Que s'est-il passé ? L'université de Lausanne ne s'est toujours
pas prononcée sur le cas et confirme seulement que le professeur ne travaille
effectivement plus pour la haute école. A-t-il été licencié,
éventuellement avec effet immédiat ? Pas de commentaire. Même
Keller se contente de dire : "Ce n'est pas le moment d'en parler".
En revanche, les spéculations vont bon train - au sein du monde académique,
mais aussi dans les médias. "Le célèbre biologiste
suisse quitte son université dans des circonstances mystérieuses",
titre le célèbre magazine scientifique "Science". "Laurent
Keller, expert de renommée mondiale, quitte l'UniL sous des auspices
peu clairs", écrit "Le Temps".
Anonymisé
à la télévision - mais immédiatement reconnu
C'est la RTS qui va le plus loin : dans son reportage sur le départ du
professeur, la télévision suisse romande annonce en même
temps que l'université de Lausanne "s'attaque à la problématique
du harcèlement". "Différents témoins" auraient
parlé d'une "ambiance de travail toxique", mais aucun témoignage
à décharge n'apparaît dans le reportage.
Keller a "continuellement humilié les gens et détruit leur
confiance en eux", peut-on lire en se référant à des
sources anonymes. L'ancienne direction de l'université est également
malmenée. Ainsi, une ancienne collaboratrice dit qu'elle n'aurait jamais
pu imaginer que l'on puisse couvrir des abus d'une telle ampleur. Elle a eu
le sentiment d'être "dans le mauvais film".
Dans le reportage télévisé, la femme est vue de dos et
dans l'ombre, seules ses mains, son épaule et ses chaussures sont filmées.

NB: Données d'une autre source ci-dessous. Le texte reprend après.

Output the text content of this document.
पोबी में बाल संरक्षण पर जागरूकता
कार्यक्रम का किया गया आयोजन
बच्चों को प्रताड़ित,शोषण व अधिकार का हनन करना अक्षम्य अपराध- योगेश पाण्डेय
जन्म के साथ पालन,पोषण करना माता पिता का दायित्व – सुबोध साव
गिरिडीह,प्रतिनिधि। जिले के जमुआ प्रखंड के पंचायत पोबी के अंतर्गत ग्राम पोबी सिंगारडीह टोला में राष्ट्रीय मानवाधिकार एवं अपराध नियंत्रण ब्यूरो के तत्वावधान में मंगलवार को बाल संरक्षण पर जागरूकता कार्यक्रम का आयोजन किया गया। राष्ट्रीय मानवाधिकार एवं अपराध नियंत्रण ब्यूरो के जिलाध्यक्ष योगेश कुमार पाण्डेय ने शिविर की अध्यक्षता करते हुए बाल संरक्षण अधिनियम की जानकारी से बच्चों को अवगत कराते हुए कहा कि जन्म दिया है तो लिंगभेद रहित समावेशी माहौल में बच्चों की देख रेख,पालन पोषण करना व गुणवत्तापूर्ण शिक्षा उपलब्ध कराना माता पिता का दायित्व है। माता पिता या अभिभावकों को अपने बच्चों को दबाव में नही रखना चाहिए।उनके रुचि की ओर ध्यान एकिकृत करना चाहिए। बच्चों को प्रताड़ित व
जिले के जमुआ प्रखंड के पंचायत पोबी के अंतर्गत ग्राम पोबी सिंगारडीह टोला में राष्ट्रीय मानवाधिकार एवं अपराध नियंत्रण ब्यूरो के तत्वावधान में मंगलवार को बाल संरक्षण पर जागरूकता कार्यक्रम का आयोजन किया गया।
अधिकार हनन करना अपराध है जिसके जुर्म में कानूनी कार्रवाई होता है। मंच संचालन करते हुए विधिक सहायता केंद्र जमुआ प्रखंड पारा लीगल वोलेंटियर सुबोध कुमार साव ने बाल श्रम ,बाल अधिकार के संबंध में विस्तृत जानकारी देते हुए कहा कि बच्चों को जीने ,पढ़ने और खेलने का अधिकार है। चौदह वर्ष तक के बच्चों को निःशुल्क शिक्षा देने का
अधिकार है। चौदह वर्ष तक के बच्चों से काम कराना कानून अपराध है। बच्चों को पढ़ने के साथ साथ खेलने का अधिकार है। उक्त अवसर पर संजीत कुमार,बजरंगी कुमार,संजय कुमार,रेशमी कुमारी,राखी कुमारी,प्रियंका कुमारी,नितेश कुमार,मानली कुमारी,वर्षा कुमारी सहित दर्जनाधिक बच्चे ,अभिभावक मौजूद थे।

Sa voix est déformée. Mais ceux qui la connaissent la reconnaissent
immédiatement - et elle-même, appelons-la Esther Brand, ne cache
pas sur demande être la personne anonymisée dans le film.
Face à la NZZ, l'ancienne chercheuse réitère ses sévères
reproches. Le climat de travail était tendu et humiliant. Seuls ceux
qui jouaient selon les règles de Keller et lui apportaient un avantage
étaient encouragés. Pour elle, il est clair qu'il faut parler
de mobbing.
Un litige porté
devant le Tribunal fédéral
Mais ce que la RTS ne dit pas, c'est que Brand et Keller sont en conflit depuis
environ cinq ans, un conflit qui a déjà occupé plusieurs
instances. Il s'agit de plusieurs faits extrêmement complexes. La biologiste
reproche entre autres à son ancien patron d'avoir porté atteinte
à son "intégrité scientifique".
En d'autres termes, son nom n'a pas été mentionné dans
des travaux académiques, bien qu'elle en ait été l'un des
auteurs. Selon elle, cela peut être dévastateur pour une carrière
scientifique. Selon ses dires, elle a signalé les cas en interne, l'université
ayant tout simplement ignoré des preuves importantes et toujours disculpé
le professeur. C'est maintenant à une commission de recours de décider.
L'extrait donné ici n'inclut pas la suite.